A frenetic explosion of colour, texture and line, Cannibal Eyes captures the high-octane painterly drama that defines Eddie Martinez’s practice. Raw swathes of red, orange, yellow, green and blue collide with muted tones of grey and white, splashed, dripped and smeared across the picture plane. Thinned passages of colour intermingle with rich strands of impasto, creating a complex illusion of depth. Rough black lines loop and swirl across the canvas in calligraphic ecstasy, articulating a series of indistinguishable forms that seem to peer through the furor like the titular ‘eyes’. Collaging oil and spray paint with found materials including wrappers and packets, Martinez combines the urban language of graffiti with influences drawn from Abstract Expressionism, Surrealism and CoBrA. Coming to prominence in the mid-2000s, he has received critical acclaim for his ability to merge art-historical allusion with impulsive painterly intuition, creating bold abstract topographies that feel almost alive. ‘It’s sort of like a boxing ring’, he says of his approach; ‘… it’s a very physical process’ (E. Martinez, quoted at Artnet News, 27 December 2018). Executed in 2014, the present work alludes to this sense of internal combat: the artist destroys and creates in equal measure, creating a surface that appears to ‘cannibalise’ its own making. Widely celebrated over the last decade, Martinez was recently the subject of a major exhibition at the Yuz Museum, Shanghai – his first solo show in mainland China – until January 2020.

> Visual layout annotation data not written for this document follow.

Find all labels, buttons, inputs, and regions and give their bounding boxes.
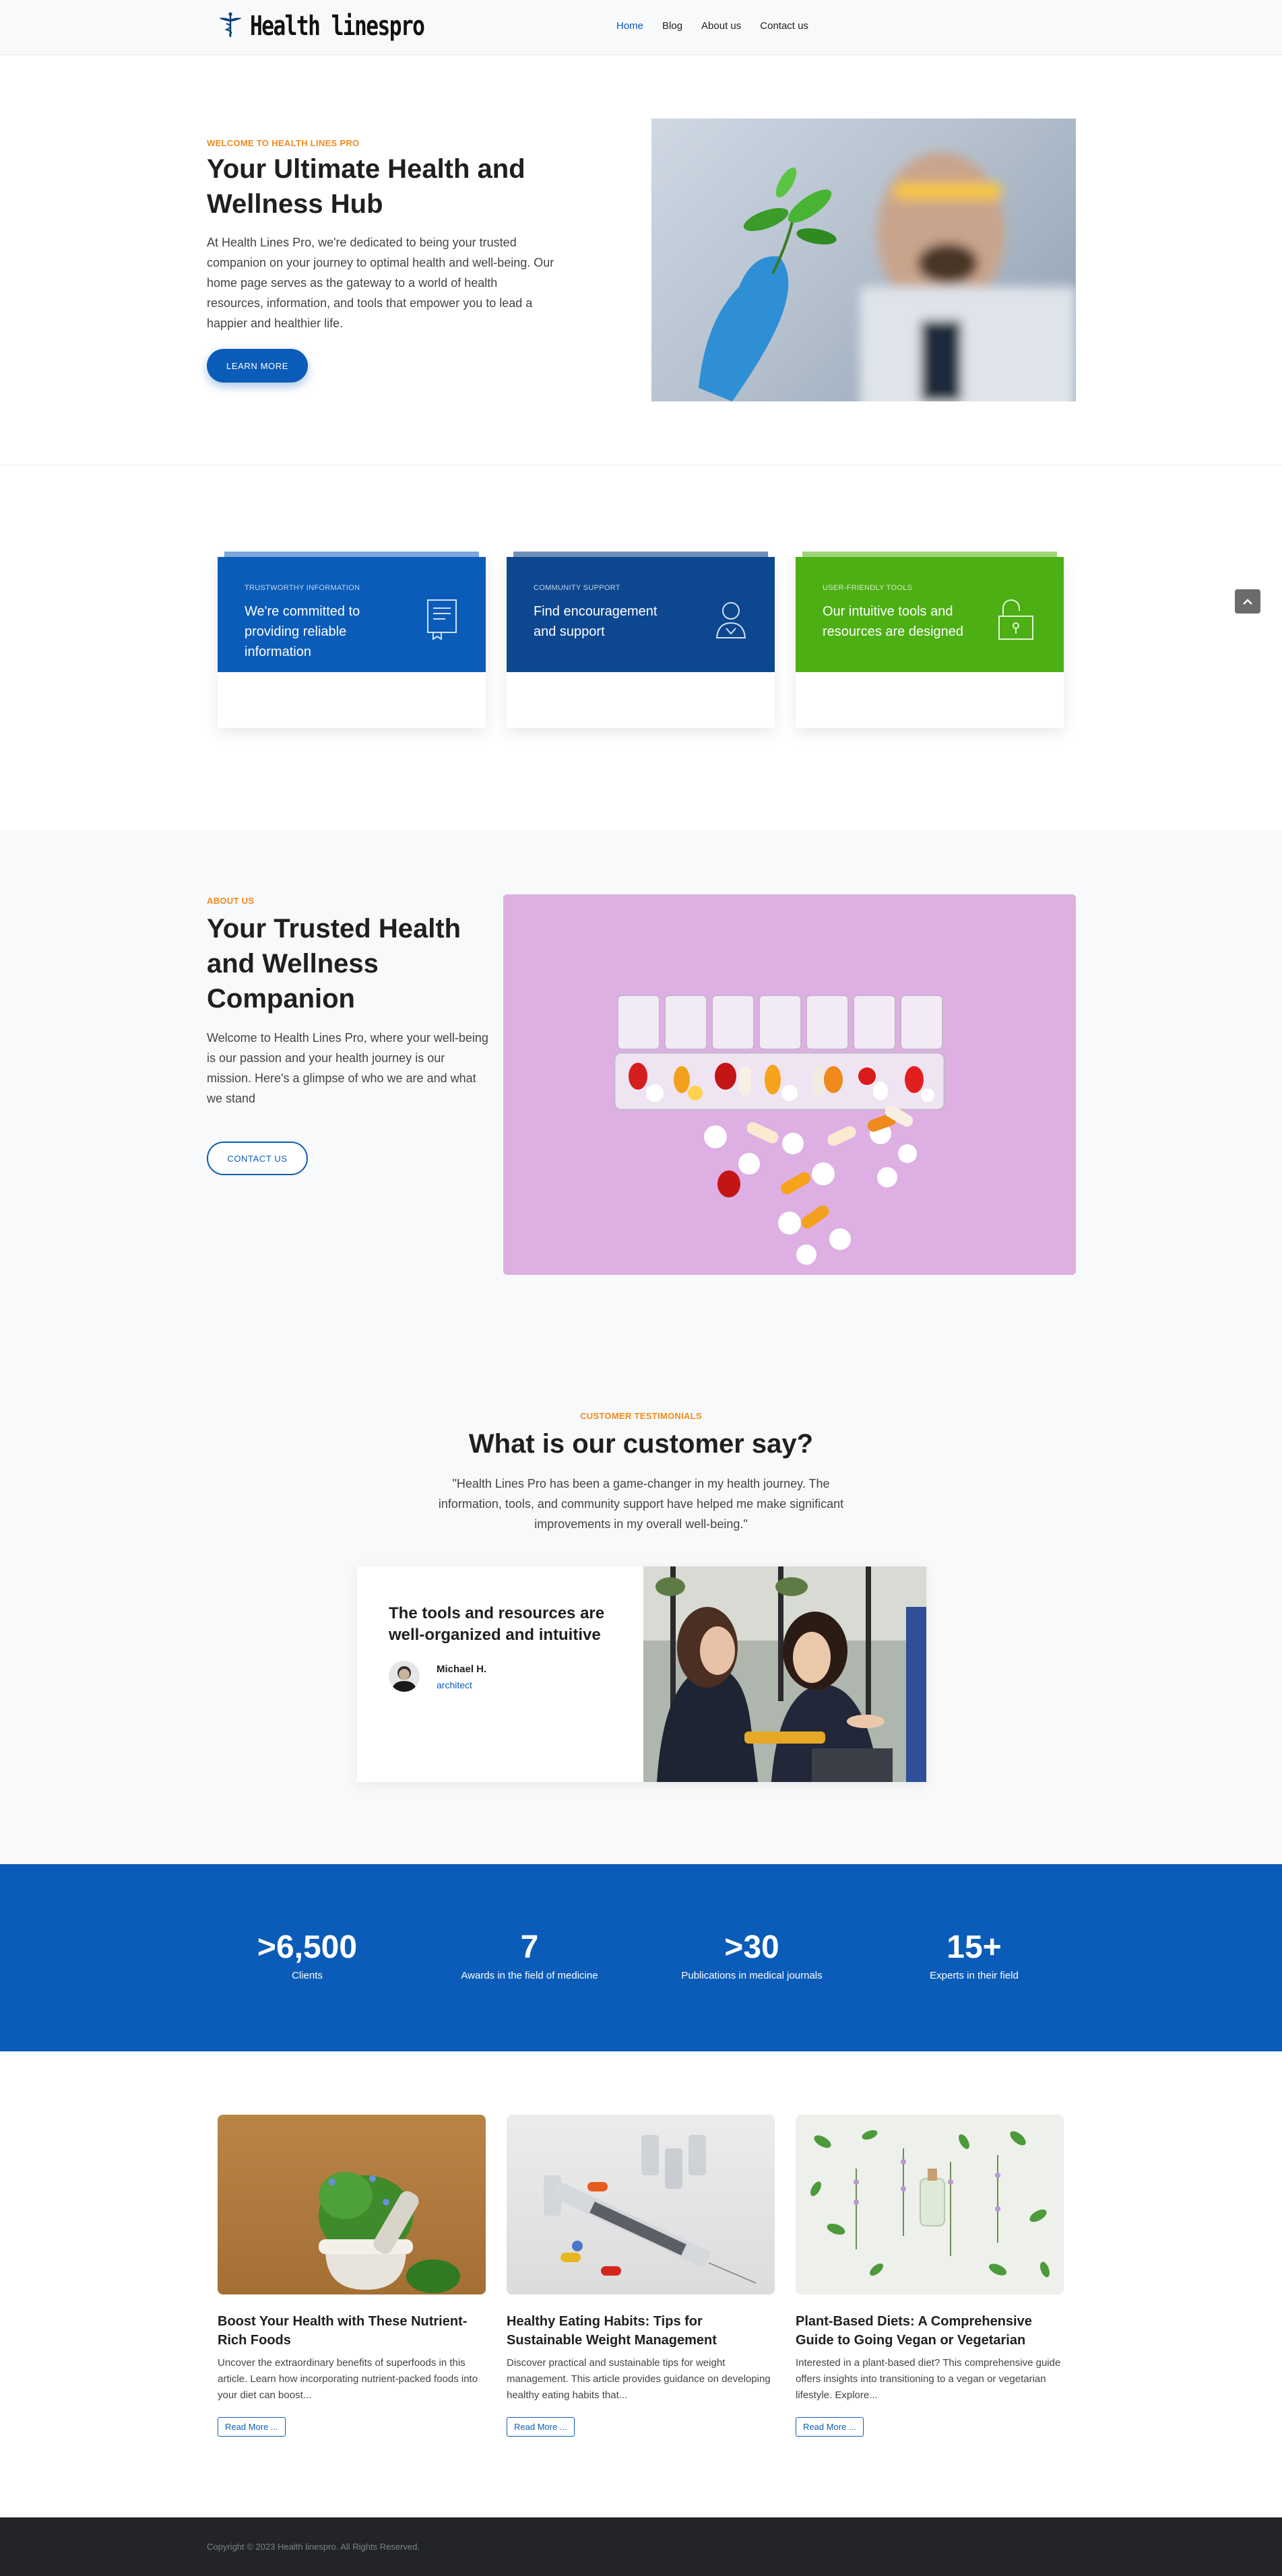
read-more-button[interactable]: Read More ... [507, 2417, 575, 2437]
hero-text: At Health Lines Pro, we're dedicated to … [207, 236, 554, 330]
brand-logo[interactable]: Health linespro [218, 11, 473, 42]
stat-experts: 15+ Experts in their field [887, 1929, 1062, 1981]
feature-card-trustworthy[interactable]: TRUSTWORTHY INFORMATION We're committed … [218, 552, 486, 728]
about-image [503, 894, 1076, 1275]
about-text: Welcome to Health Lines Pro, where your … [207, 1031, 488, 1105]
testimonial-card: The tools and resources are well-organiz… [357, 1566, 926, 1782]
read-more-button[interactable]: Read More ... [218, 2417, 286, 2437]
read-more-button[interactable]: Read More ... [796, 2417, 864, 2437]
feature-card-tools[interactable]: USER-FRIENDLY TOOLS Our intuitive tools … [796, 552, 1064, 728]
stat-number: >6,500 [257, 1929, 358, 1965]
card-stack-edge [224, 552, 479, 557]
testimonial-image [643, 1566, 926, 1782]
card-stack-edge [802, 552, 1057, 557]
stat-number: 7 [520, 1929, 539, 1965]
nav-about[interactable]: About us [701, 20, 741, 32]
feature-card-header: USER-FRIENDLY TOOLS Our intuitive tools … [796, 557, 1064, 672]
hero-image [651, 119, 1076, 401]
feature-title: Our intuitive tools and resources are de… [823, 604, 964, 639]
site-footer: Copyright © 2023 Health linespro. All Ri… [0, 2517, 1282, 2576]
stat-publications: >30 Publications in medical journals [664, 1929, 839, 1981]
blog-image-syringe[interactable] [507, 2115, 775, 2294]
blog-card: Boost Your Health with These Nutrient-Ri… [218, 2115, 486, 2437]
person-icon [714, 597, 748, 645]
learn-more-button[interactable]: LEARN MORE [207, 349, 308, 383]
stat-label: Awards in the field of medicine [461, 1970, 598, 1981]
stats-section [0, 1864, 1282, 2051]
blog-title[interactable]: Plant-Based Diets: A Comprehensive Guide… [796, 2312, 1064, 2350]
nav-blog[interactable]: Blog [662, 20, 682, 32]
brand-name: Health linespro [250, 11, 425, 42]
testimonials-title: What is our customer say? [468, 1429, 814, 1459]
testimonials-eyebrow: CUSTOMER TESTIMONIALS [580, 1411, 702, 1421]
nav-home[interactable]: Home [616, 20, 643, 32]
document-icon [425, 597, 459, 645]
avatar [389, 1661, 420, 1692]
feature-title: Find encouragement and support [534, 604, 658, 639]
main-nav: Home Blog About us Contact us [616, 20, 808, 32]
nav-contact[interactable]: Contact us [760, 20, 808, 32]
blog-image-herbs[interactable] [796, 2115, 1064, 2294]
blog-excerpt: Interested in a plant-based diet? This c… [796, 2357, 1061, 2401]
stat-clients: >6,500 Clients [220, 1929, 395, 1981]
page: Health linespro Home Blog About us Conta… [0, 0, 1282, 2576]
unlock-icon [996, 597, 1037, 645]
caduceus-icon [218, 11, 243, 42]
blog-image-mortar[interactable] [218, 2115, 486, 2294]
chevron-up-icon [1243, 599, 1252, 605]
blog-card: Plant-Based Diets: A Comprehensive Guide… [796, 2115, 1064, 2437]
hero-eyebrow: WELCOME TO HEALTH LINES PRO [207, 138, 360, 148]
stat-awards: 7 Awards in the field of medicine [442, 1929, 617, 1981]
stat-number: >30 [724, 1929, 779, 1965]
testimonial-role: architect [437, 1680, 472, 1690]
blog-title[interactable]: Healthy Eating Habits: Tips for Sustaina… [507, 2312, 775, 2350]
stat-label: Publications in medical journals [681, 1970, 823, 1981]
about-eyebrow: ABOUT US [207, 896, 255, 906]
stat-label: Clients [292, 1970, 323, 1981]
about-title: Your Trusted Health and Wellness Compani… [207, 914, 461, 1014]
blog-excerpt: Uncover the extraordinary benefits of su… [218, 2357, 478, 2401]
contact-us-button[interactable]: CONTACT US [207, 1142, 308, 1175]
back-to-top-button[interactable] [1235, 589, 1260, 614]
feature-card-header: COMMUNITY SUPPORT Find encouragement and… [507, 557, 775, 672]
stat-number: 15+ [947, 1929, 1002, 1965]
feature-tag: COMMUNITY SUPPORT [534, 584, 620, 592]
testimonial-card-title: The tools and resources are well-organiz… [389, 1604, 605, 1644]
testimonial-quote: "Health Lines Pro has been a game-change… [438, 1477, 844, 1531]
hero-title: Your Ultimate Health and Wellness Hub [207, 154, 525, 219]
blog-card: Healthy Eating Habits: Tips for Sustaina… [507, 2115, 775, 2437]
testimonial-author: Michael H. [437, 1663, 487, 1675]
stat-label: Experts in their field [930, 1970, 1019, 1981]
feature-tag: TRUSTWORTHY INFORMATION [245, 584, 360, 592]
card-stack-edge [513, 552, 768, 557]
feature-tag: USER-FRIENDLY TOOLS [823, 584, 913, 592]
feature-title: We're committed to providing reliable in… [245, 604, 360, 659]
site-header: Health linespro Home Blog About us Conta… [0, 0, 1282, 55]
blog-excerpt: Discover practical and sustainable tips … [507, 2357, 771, 2401]
feature-card-community[interactable]: COMMUNITY SUPPORT Find encouragement and… [507, 552, 775, 728]
blog-title[interactable]: Boost Your Health with These Nutrient-Ri… [218, 2312, 486, 2350]
feature-card-header: TRUSTWORTHY INFORMATION We're committed … [218, 557, 486, 672]
copyright-text: Copyright © 2023 Health linespro. All Ri… [207, 2542, 420, 2552]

Born in Connecticut in 1977, and now based in Brooklyn, Martinez credits history as his mentor. Abstract Expressionism was a primary influence: ‘not just the men, but the women too’, he explains (E. Martinez, quoted in K. Tiernan, ‘Eddie Martinez: “I just want people to interpret the work how they want”’, Studio International, 20 April 2014). Asger Jorn became an important source of inspiration after the artist encountered his work in Denmark’s Louisiana Museum, where he instantly fell in love with the vitality of his brushwork. Popular and street culture, too, offered wellsprings of visual stimulation: ‘I learned a massive amount from graffiti that I’ve taken into the studio’, he explains, ‘in terms of scale and how to make large marks and how to take a small drawing and make it large’ (E. Martinez, quoted at Artnet News, ibid.). Indeed, Martinez is celebrated as a draughtsman as much as a painter, and the two media merge organically in his work. His interests in sculpture, meanwhile, are evident in his three-dimensional approach to the picture plane, which quivers with layers of found ephemera: elsewhere, he has used thumb tacks, baby wipes and rubber hoses. The restless dynamism with which Martinez navigates, mutilates and amputates his resources – both material and historical – is written into the very fabric of the canvas. In Cannible Eyes, the result is both virtuosic and visceral, bristling with raw, primal energy.